Les sanctions de l’Union
européenne concernant les exportations de pétrole russe par voies maritimes entrent
donc en vigueur entre décembre 2022 et février 2023. Elles ont eu pour
conséquence une baisse de 90 % des importations de produits pétroliers russes,
selon le rapport de l’OSFME et les publications de la Commission européenne. Simultanément,
l’Union européenne n’émet pas l’idée de s’en prendre aux importations de gaz
russes, puisque le continent demeure très dépendant de cette ressource
énergétique (notamment la Hongrie). Les clients ont tout de même réduit leur
dépendance à la filière russe d’approvisionnement. Les importations de gaz en
provenance de Russie représentaient 45 % de part de marché européen, en 2021, contre
15 %, en 2023. Cette réduction s’explique aussi en partie par la volonté des Russes
de diminuer leurs exportations de gaz vers l’Europe, en réponse aux sanctions,
notamment au départ du gazoduc Nord
Stream. À plus long terme, l’Union européenne se fixe pour objectif la fin
totale des importations énergétiques russes à l’horizon 2027.

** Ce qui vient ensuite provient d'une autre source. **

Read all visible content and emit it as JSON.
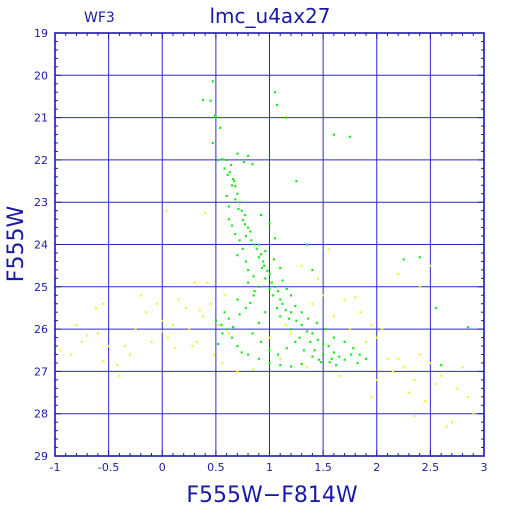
{
  "header": {
    "chip": "WF3",
    "title": "lmc_u4ax27"
  },
  "chart_data": {
    "type": "scatter",
    "title": "lmc_u4ax27",
    "subtitle": "WF3",
    "xlabel": "F555W−F814W",
    "ylabel": "F555W",
    "xlim": [
      -1,
      3
    ],
    "ylim": [
      29,
      19
    ],
    "y_inverted": true,
    "grid": true,
    "x_ticks": [
      -1,
      -0.5,
      0,
      0.5,
      1,
      1.5,
      2,
      2.5,
      3
    ],
    "x_tick_labels": [
      "-1",
      "-0.5",
      "0",
      "0.5",
      "1",
      "1.5",
      "2",
      "2.5",
      "3"
    ],
    "y_ticks": [
      19,
      20,
      21,
      22,
      23,
      24,
      25,
      26,
      27,
      28,
      29
    ],
    "y_tick_labels": [
      "19",
      "20",
      "21",
      "22",
      "23",
      "24",
      "25",
      "26",
      "27",
      "28",
      "29"
    ],
    "colors": {
      "axis": "#1a1aa6",
      "grid": "#2b2bd0",
      "green": "#22e622",
      "yellow": "#f2f23a"
    },
    "series": [
      {
        "color": "green",
        "points": [
          [
            0.38,
            20.58
          ],
          [
            0.45,
            20.6
          ],
          [
            0.47,
            20.14
          ],
          [
            0.49,
            20.95
          ],
          [
            0.5,
            21.0
          ],
          [
            0.54,
            21.24
          ],
          [
            0.47,
            21.6
          ],
          [
            0.52,
            22.0
          ],
          [
            0.56,
            21.98
          ],
          [
            0.6,
            22.0
          ],
          [
            0.64,
            22.12
          ],
          [
            0.63,
            22.29
          ],
          [
            0.66,
            22.45
          ],
          [
            0.67,
            22.5
          ],
          [
            0.68,
            22.62
          ],
          [
            0.7,
            22.8
          ],
          [
            0.68,
            22.93
          ],
          [
            0.72,
            23.0
          ],
          [
            0.71,
            23.16
          ],
          [
            0.74,
            23.2
          ],
          [
            0.77,
            23.3
          ],
          [
            0.75,
            23.42
          ],
          [
            0.77,
            23.52
          ],
          [
            0.8,
            23.6
          ],
          [
            0.82,
            23.69
          ],
          [
            0.78,
            23.8
          ],
          [
            0.83,
            23.9
          ],
          [
            0.86,
            24.0
          ],
          [
            0.9,
            24.0
          ],
          [
            0.88,
            24.1
          ],
          [
            0.92,
            24.23
          ],
          [
            0.9,
            24.3
          ],
          [
            0.94,
            24.4
          ],
          [
            0.95,
            24.5
          ],
          [
            0.93,
            24.55
          ],
          [
            0.98,
            24.62
          ],
          [
            1.0,
            24.7
          ],
          [
            0.96,
            24.8
          ],
          [
            1.02,
            24.9
          ],
          [
            1.05,
            25.0
          ],
          [
            1.0,
            25.05
          ],
          [
            1.08,
            25.1
          ],
          [
            1.03,
            25.2
          ],
          [
            1.1,
            25.3
          ],
          [
            1.12,
            25.4
          ],
          [
            1.07,
            25.5
          ],
          [
            1.15,
            25.55
          ],
          [
            1.2,
            25.6
          ],
          [
            1.1,
            25.7
          ],
          [
            1.18,
            25.75
          ],
          [
            1.25,
            25.8
          ],
          [
            1.3,
            25.9
          ],
          [
            1.2,
            26.0
          ],
          [
            1.35,
            26.05
          ],
          [
            1.4,
            26.1
          ],
          [
            1.28,
            26.2
          ],
          [
            1.45,
            26.25
          ],
          [
            1.38,
            26.3
          ],
          [
            1.5,
            26.35
          ],
          [
            1.55,
            26.4
          ],
          [
            1.42,
            26.5
          ],
          [
            1.6,
            26.55
          ],
          [
            1.5,
            26.6
          ],
          [
            1.65,
            26.65
          ],
          [
            1.58,
            26.7
          ],
          [
            1.7,
            26.72
          ],
          [
            1.48,
            26.78
          ],
          [
            1.3,
            26.82
          ],
          [
            1.2,
            26.88
          ],
          [
            1.1,
            26.85
          ],
          [
            1.0,
            26.8
          ],
          [
            0.9,
            26.7
          ],
          [
            0.8,
            26.6
          ],
          [
            0.74,
            26.55
          ],
          [
            0.7,
            26.4
          ],
          [
            0.65,
            26.2
          ],
          [
            0.6,
            26.0
          ],
          [
            0.55,
            25.9
          ],
          [
            0.5,
            25.8
          ],
          [
            0.62,
            25.75
          ],
          [
            0.72,
            25.65
          ],
          [
            0.78,
            25.5
          ],
          [
            0.82,
            25.38
          ],
          [
            0.7,
            25.3
          ],
          [
            0.85,
            25.2
          ],
          [
            0.86,
            25.1
          ],
          [
            0.9,
            25.0
          ],
          [
            0.8,
            24.9
          ],
          [
            0.85,
            24.75
          ],
          [
            0.8,
            24.6
          ],
          [
            0.78,
            24.4
          ],
          [
            0.7,
            24.25
          ],
          [
            0.75,
            24.1
          ],
          [
            0.72,
            23.9
          ],
          [
            0.68,
            23.75
          ],
          [
            0.65,
            23.55
          ],
          [
            0.62,
            23.4
          ],
          [
            0.62,
            23.1
          ],
          [
            0.6,
            22.85
          ],
          [
            0.65,
            22.6
          ],
          [
            0.61,
            22.35
          ],
          [
            0.58,
            22.2
          ],
          [
            1.05,
            20.4
          ],
          [
            1.07,
            20.7
          ],
          [
            1.15,
            21.0
          ],
          [
            1.25,
            22.5
          ],
          [
            1.35,
            24.0
          ],
          [
            1.4,
            24.6
          ],
          [
            1.6,
            21.4
          ],
          [
            1.75,
            21.45
          ],
          [
            2.25,
            24.35
          ],
          [
            2.4,
            24.3
          ],
          [
            2.55,
            25.5
          ],
          [
            2.6,
            26.85
          ],
          [
            2.85,
            25.95
          ],
          [
            0.8,
            21.9
          ],
          [
            0.7,
            21.85
          ],
          [
            0.76,
            22.05
          ],
          [
            0.84,
            22.1
          ],
          [
            0.92,
            23.3
          ],
          [
            1.0,
            23.5
          ],
          [
            1.05,
            23.85
          ],
          [
            0.96,
            24.15
          ],
          [
            1.04,
            24.35
          ],
          [
            1.1,
            24.55
          ],
          [
            1.12,
            24.85
          ],
          [
            1.16,
            25.05
          ],
          [
            1.2,
            25.2
          ],
          [
            1.24,
            25.45
          ],
          [
            1.3,
            25.6
          ],
          [
            1.36,
            25.75
          ],
          [
            1.44,
            25.85
          ],
          [
            1.52,
            26.0
          ],
          [
            1.6,
            26.2
          ],
          [
            1.7,
            26.3
          ],
          [
            1.78,
            26.45
          ],
          [
            1.84,
            26.6
          ],
          [
            1.9,
            26.7
          ],
          [
            0.96,
            25.6
          ],
          [
            0.9,
            25.85
          ],
          [
            0.84,
            26.1
          ],
          [
            0.92,
            26.3
          ],
          [
            1.0,
            26.5
          ],
          [
            1.08,
            26.6
          ],
          [
            1.16,
            26.45
          ],
          [
            1.24,
            26.3
          ],
          [
            1.32,
            26.5
          ],
          [
            1.4,
            26.65
          ],
          [
            1.46,
            26.72
          ],
          [
            1.56,
            26.78
          ],
          [
            1.62,
            26.85
          ],
          [
            1.76,
            26.6
          ],
          [
            1.82,
            26.8
          ],
          [
            0.58,
            25.6
          ],
          [
            0.66,
            25.95
          ],
          [
            0.56,
            26.1
          ],
          [
            0.52,
            26.35
          ]
        ]
      },
      {
        "color": "yellow",
        "points": [
          [
            -0.95,
            26.5
          ],
          [
            -0.85,
            26.6
          ],
          [
            -0.8,
            25.9
          ],
          [
            -0.75,
            26.3
          ],
          [
            -0.62,
            25.5
          ],
          [
            -0.6,
            26.1
          ],
          [
            -0.55,
            25.4
          ],
          [
            -0.5,
            26.4
          ],
          [
            -0.42,
            26.85
          ],
          [
            -0.35,
            26.4
          ],
          [
            -0.3,
            26.6
          ],
          [
            -0.2,
            25.2
          ],
          [
            -0.15,
            25.6
          ],
          [
            -0.1,
            26.3
          ],
          [
            -0.05,
            25.4
          ],
          [
            0.0,
            25.8
          ],
          [
            0.05,
            26.2
          ],
          [
            0.1,
            25.9
          ],
          [
            0.15,
            25.3
          ],
          [
            0.22,
            25.5
          ],
          [
            0.28,
            26.4
          ],
          [
            0.32,
            26.3
          ],
          [
            0.38,
            25.7
          ],
          [
            0.42,
            24.9
          ],
          [
            0.45,
            25.4
          ],
          [
            0.48,
            26.6
          ],
          [
            0.52,
            25.9
          ],
          [
            0.56,
            26.8
          ],
          [
            0.58,
            25.2
          ],
          [
            0.62,
            26.1
          ],
          [
            0.04,
            23.2
          ],
          [
            0.4,
            23.25
          ],
          [
            -0.4,
            27.1
          ],
          [
            -0.25,
            26.0
          ],
          [
            0.0,
            26.05
          ],
          [
            0.12,
            26.45
          ],
          [
            0.25,
            26.0
          ],
          [
            1.45,
            24.8
          ],
          [
            1.6,
            25.7
          ],
          [
            1.7,
            25.3
          ],
          [
            1.75,
            26.0
          ],
          [
            1.8,
            25.25
          ],
          [
            1.85,
            25.6
          ],
          [
            1.9,
            26.3
          ],
          [
            1.95,
            25.9
          ],
          [
            2.0,
            26.2
          ],
          [
            2.05,
            26.0
          ],
          [
            2.1,
            26.7
          ],
          [
            2.15,
            27.0
          ],
          [
            2.2,
            26.7
          ],
          [
            2.25,
            26.9
          ],
          [
            2.3,
            27.5
          ],
          [
            2.35,
            27.2
          ],
          [
            2.4,
            26.6
          ],
          [
            2.45,
            27.7
          ],
          [
            2.5,
            26.8
          ],
          [
            2.55,
            27.3
          ],
          [
            2.6,
            27.1
          ],
          [
            2.7,
            28.2
          ],
          [
            2.75,
            27.4
          ],
          [
            2.8,
            26.9
          ],
          [
            2.85,
            27.6
          ],
          [
            2.9,
            28.0
          ],
          [
            2.0,
            27.2
          ],
          [
            1.55,
            24.1
          ],
          [
            1.3,
            24.5
          ],
          [
            1.4,
            25.4
          ],
          [
            1.5,
            25.2
          ],
          [
            2.2,
            24.7
          ],
          [
            2.5,
            24.5
          ],
          [
            2.4,
            25.0
          ],
          [
            1.15,
            25.9
          ],
          [
            1.35,
            26.9
          ],
          [
            1.65,
            27.1
          ],
          [
            1.95,
            27.6
          ],
          [
            2.35,
            28.05
          ],
          [
            2.65,
            28.3
          ],
          [
            0.7,
            27.0
          ],
          [
            0.85,
            26.95
          ],
          [
            1.0,
            26.2
          ],
          [
            1.2,
            26.1
          ],
          [
            1.1,
            26.7
          ],
          [
            -0.55,
            26.75
          ],
          [
            -0.7,
            26.15
          ],
          [
            0.3,
            24.9
          ],
          [
            0.35,
            25.55
          ]
        ]
      }
    ]
  }
}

Pour rappel, avant la guerre
en Ukraine, la Russie était le premier fournisseur énergétique de l’Union
européenne, avec des approvisionnements massifs en gaz, charbon et pétrole. Ce
commerce énergétique profitable rapportait environ 300 milliards d’euros à Moscou,
soit l’une de ses principales sources de revenus. En s’adressant ailleurs,
l’Union européenne pensait pouvoir porter atteinte à l’économie de guerre de l’envahisseur,
en affectant ses exportations énergétiques. Mais les chercheurs de l’OSFME
restent dubitatifs quant à la véritable efficacité des sanctions européennes.
Emmanuel Hache développe : « Malgré les
sanctions européennes et russes, de nombreux échanges se poursuivent le plus
souvent aux frontières de la légalité ».
L’Union
européenne tente de contourner les réseaux énergétiques russes
L’Union européenne a soutenu
économiquement et politiquement la construction de routes alternatives afin
d’acheminer les matières premières et les marchandises, en provenance d’autres
pays. Ces voies récentes sont considérées par les Européens comme un moyen de se
libérer de leur dépendance énergétique vis-à-vis de Moscou, et de pérenniser leurs
partenariats commerciaux avec la Chine. Avant même la guerre russo-ukrainienne,
l’UE a investi dans le « Corridor du milieu ». Il s’agit d’un partenariat de
transport multimodal, cumulant les voies maritimes, ferroviaires et routières,
créé en 2014 (date de l’annexion de la Crimée par la Russie). Il va de la côte
pacifique chinoise à la frontière orientale kazakhe. Les marchandises
transitent ensuite par la mer Caspienne, le sud-Caucase, la mer Noire ou la
Turquie, jusqu’en Europe.
Avec ce corridor, « les pays du sud-Caucase et d’Asie centrale,
riches en hydrocarbures et en minerais » peuvent se désenclaver et
acheminer leurs ressources jusqu’en Europe, précise le rapport de l’OSFME.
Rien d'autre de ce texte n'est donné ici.